War aber kein Konzertplakat, denn Gundermann ist, was ich auch nicht wusste, schon lange tot. War Werbung für einen Film, noch dazu für einen von Andreas Dresen, den ich ja besonders liebe, schon seit „Stilles Land“. Und als ich den Film, natürlich im Kino International an der Karl-Marx-Allee, dem Prachtkino der DDR, dem mit dem riesigen Foyer, in dem man so herrlich melancholisch die Abenddämmerung über dem Cafe Moskau mit seinem kleinen Sputnik und den denkmalgeschützen Plattenbauten aufsteigen sehen kann, angeschaut hatte, war ich rettungslos verloren. Ich meine: Dresen schafft es ja jedes Mal, dass ich mich in seine orientierungslosen Helden verliebe. Aber diesmal, mit diesem tolpatschigen Gundermann, der immer im falschen Moment aufrecht ist und dann wenn er mutig sein sollte, die besten Freunde verrät, der sich nicht entscheiden kann, ob er jetzt Künstler sein will, oder Bergmann wie sein Vater und der deshalb beides macht, malochen und singen, der Zeilen raushaut wie „Ich schau jeden Morgen in den Spiegel, damit ich mir mein Leben glaube.“, mit diesem Gundermann hat er mich voll erwischt.

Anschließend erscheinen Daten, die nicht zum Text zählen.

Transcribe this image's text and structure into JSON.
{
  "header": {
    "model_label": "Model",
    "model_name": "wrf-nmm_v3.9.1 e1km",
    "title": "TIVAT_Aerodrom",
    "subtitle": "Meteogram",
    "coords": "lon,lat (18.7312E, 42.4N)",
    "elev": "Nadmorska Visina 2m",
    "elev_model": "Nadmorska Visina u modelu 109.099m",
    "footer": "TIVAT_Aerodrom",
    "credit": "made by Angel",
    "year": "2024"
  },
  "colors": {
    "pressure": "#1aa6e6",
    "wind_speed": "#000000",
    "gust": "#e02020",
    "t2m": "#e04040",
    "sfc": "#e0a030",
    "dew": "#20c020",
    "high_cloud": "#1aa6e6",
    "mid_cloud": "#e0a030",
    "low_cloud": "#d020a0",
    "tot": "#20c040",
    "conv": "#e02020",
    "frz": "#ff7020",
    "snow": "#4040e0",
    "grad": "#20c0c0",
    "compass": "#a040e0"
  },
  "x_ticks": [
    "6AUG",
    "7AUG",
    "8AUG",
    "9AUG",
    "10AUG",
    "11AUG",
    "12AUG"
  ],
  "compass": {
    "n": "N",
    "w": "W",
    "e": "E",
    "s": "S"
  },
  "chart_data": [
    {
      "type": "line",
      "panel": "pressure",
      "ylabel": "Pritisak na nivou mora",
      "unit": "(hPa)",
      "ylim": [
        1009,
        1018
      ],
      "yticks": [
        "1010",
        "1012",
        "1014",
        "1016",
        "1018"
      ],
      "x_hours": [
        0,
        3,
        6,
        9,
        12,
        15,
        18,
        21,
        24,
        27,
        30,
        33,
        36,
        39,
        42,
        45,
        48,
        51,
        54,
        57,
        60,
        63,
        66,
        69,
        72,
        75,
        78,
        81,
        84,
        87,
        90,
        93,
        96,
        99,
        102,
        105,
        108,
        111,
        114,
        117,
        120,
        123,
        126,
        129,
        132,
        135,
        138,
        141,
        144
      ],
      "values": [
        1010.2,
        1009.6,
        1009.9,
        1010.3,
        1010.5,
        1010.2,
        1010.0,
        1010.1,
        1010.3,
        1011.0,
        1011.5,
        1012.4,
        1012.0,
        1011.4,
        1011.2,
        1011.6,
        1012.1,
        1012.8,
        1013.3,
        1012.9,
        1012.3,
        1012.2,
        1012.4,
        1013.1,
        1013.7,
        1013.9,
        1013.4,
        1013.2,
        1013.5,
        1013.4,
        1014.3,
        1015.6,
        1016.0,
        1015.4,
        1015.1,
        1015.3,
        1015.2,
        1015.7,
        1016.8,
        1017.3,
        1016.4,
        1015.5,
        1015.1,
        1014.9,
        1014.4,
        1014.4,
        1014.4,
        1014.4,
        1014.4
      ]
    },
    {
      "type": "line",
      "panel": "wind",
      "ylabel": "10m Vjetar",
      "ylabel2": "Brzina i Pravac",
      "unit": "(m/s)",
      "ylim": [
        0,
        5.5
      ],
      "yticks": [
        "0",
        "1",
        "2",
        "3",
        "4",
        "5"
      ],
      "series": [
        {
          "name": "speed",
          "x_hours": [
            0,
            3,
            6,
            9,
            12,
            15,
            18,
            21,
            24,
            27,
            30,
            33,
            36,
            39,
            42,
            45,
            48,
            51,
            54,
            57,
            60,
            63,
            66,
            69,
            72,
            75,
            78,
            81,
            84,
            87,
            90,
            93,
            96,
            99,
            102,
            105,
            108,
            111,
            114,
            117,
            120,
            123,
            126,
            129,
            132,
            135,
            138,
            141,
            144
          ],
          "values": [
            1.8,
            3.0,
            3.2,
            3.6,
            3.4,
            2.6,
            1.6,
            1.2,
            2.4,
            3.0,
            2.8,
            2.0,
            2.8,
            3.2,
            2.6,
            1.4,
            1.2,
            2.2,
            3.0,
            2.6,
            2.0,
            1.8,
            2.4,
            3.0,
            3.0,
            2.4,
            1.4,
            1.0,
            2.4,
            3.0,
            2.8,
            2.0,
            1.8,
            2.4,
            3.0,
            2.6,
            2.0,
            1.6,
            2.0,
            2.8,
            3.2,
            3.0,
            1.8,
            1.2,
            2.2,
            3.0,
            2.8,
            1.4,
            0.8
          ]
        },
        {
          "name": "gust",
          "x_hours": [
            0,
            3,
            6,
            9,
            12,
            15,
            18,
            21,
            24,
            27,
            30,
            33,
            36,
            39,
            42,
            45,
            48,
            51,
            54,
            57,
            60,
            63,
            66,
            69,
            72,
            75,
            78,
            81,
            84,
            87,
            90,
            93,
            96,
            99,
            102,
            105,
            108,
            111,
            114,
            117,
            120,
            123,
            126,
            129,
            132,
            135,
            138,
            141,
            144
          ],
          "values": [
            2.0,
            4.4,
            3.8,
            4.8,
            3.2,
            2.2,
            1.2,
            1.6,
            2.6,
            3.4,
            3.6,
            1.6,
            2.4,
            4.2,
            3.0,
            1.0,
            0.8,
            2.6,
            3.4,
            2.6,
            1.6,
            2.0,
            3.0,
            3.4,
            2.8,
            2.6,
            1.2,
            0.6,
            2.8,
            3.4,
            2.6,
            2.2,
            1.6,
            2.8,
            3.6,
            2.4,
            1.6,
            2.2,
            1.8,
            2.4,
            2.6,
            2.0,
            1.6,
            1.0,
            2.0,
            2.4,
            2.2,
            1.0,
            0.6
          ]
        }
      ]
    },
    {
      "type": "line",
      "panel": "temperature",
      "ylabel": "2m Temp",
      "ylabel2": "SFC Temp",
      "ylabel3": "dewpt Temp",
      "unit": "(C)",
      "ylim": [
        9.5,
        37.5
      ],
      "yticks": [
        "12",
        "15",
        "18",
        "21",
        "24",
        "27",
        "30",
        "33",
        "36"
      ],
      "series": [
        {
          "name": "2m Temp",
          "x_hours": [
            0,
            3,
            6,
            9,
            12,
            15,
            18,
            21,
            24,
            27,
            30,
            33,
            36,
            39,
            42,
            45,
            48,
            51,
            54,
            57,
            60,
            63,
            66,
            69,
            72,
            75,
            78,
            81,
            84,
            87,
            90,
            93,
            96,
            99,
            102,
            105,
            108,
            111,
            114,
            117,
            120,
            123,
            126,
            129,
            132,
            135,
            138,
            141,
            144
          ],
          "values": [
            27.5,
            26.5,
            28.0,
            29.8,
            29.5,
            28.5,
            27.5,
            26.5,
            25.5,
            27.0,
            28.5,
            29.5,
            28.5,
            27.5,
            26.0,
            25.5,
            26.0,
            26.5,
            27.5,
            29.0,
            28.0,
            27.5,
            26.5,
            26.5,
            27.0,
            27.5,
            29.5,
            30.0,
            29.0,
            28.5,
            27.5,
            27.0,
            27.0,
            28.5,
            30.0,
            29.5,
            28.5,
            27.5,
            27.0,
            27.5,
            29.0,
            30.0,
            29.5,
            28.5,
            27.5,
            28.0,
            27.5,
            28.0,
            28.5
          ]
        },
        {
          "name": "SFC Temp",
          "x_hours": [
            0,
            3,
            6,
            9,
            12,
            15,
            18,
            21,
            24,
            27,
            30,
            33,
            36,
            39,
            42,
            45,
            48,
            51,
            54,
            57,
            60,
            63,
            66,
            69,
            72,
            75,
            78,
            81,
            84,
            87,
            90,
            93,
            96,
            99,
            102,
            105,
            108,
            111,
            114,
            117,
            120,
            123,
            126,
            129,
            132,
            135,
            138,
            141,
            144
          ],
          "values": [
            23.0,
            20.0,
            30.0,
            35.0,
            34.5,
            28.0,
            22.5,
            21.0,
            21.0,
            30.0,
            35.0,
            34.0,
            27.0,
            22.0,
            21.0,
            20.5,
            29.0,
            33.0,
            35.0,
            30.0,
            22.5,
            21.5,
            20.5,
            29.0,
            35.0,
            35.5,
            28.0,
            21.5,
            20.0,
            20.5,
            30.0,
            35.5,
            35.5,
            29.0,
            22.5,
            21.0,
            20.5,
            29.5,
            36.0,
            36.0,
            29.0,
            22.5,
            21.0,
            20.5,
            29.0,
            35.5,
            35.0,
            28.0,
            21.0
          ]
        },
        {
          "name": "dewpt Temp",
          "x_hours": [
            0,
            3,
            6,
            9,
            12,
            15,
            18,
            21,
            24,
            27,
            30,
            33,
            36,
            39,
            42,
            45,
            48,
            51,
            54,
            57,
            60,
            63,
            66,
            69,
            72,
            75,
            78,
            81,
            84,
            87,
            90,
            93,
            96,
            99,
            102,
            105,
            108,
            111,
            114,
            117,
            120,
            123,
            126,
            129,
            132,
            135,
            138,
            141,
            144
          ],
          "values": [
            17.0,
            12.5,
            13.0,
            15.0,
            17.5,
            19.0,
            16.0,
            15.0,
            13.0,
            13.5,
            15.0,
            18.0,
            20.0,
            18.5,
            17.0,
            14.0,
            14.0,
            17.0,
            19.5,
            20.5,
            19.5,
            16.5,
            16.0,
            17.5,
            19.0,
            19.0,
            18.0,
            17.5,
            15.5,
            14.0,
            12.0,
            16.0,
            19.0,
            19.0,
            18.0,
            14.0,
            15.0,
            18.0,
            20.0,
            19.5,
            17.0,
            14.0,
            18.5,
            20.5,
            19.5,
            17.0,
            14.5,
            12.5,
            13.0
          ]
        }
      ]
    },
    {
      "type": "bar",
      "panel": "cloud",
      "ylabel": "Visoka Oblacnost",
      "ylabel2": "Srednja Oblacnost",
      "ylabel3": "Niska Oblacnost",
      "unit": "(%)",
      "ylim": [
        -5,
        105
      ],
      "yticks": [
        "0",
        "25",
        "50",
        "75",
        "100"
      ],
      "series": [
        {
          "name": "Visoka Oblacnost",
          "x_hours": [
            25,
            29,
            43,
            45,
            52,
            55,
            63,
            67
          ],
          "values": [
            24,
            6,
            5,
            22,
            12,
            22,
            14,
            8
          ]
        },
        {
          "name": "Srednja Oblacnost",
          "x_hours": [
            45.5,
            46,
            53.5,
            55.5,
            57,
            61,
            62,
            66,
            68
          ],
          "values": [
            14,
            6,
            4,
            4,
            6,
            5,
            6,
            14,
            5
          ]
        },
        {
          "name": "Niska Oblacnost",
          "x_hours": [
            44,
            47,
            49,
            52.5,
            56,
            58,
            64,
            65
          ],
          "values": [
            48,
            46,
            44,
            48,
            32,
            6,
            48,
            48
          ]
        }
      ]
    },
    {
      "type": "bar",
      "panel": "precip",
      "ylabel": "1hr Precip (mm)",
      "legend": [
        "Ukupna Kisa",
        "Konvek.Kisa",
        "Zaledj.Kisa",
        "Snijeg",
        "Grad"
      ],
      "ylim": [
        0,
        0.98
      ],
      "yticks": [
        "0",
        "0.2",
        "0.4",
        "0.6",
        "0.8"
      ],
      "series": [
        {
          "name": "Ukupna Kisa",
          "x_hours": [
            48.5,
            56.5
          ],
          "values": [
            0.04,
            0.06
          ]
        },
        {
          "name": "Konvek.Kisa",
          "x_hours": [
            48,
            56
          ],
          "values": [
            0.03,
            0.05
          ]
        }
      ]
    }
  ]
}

Und während sich die Baumhausmenschen im Westen gegen die Bagger der RWE stemmten, versank ich tief im Osten in einem Braunkohlesumpf . Der Film hatte mich nicht nur dazu gebracht, nächtelang Gundermanns Balladen zu hören, bis vor lauter Schwermut die Welt um mich herum versank, er hatte auch an eine alte Saite in mir zum Klingen gebracht: Meine alte Faszination für alles, was im Osten qualmte.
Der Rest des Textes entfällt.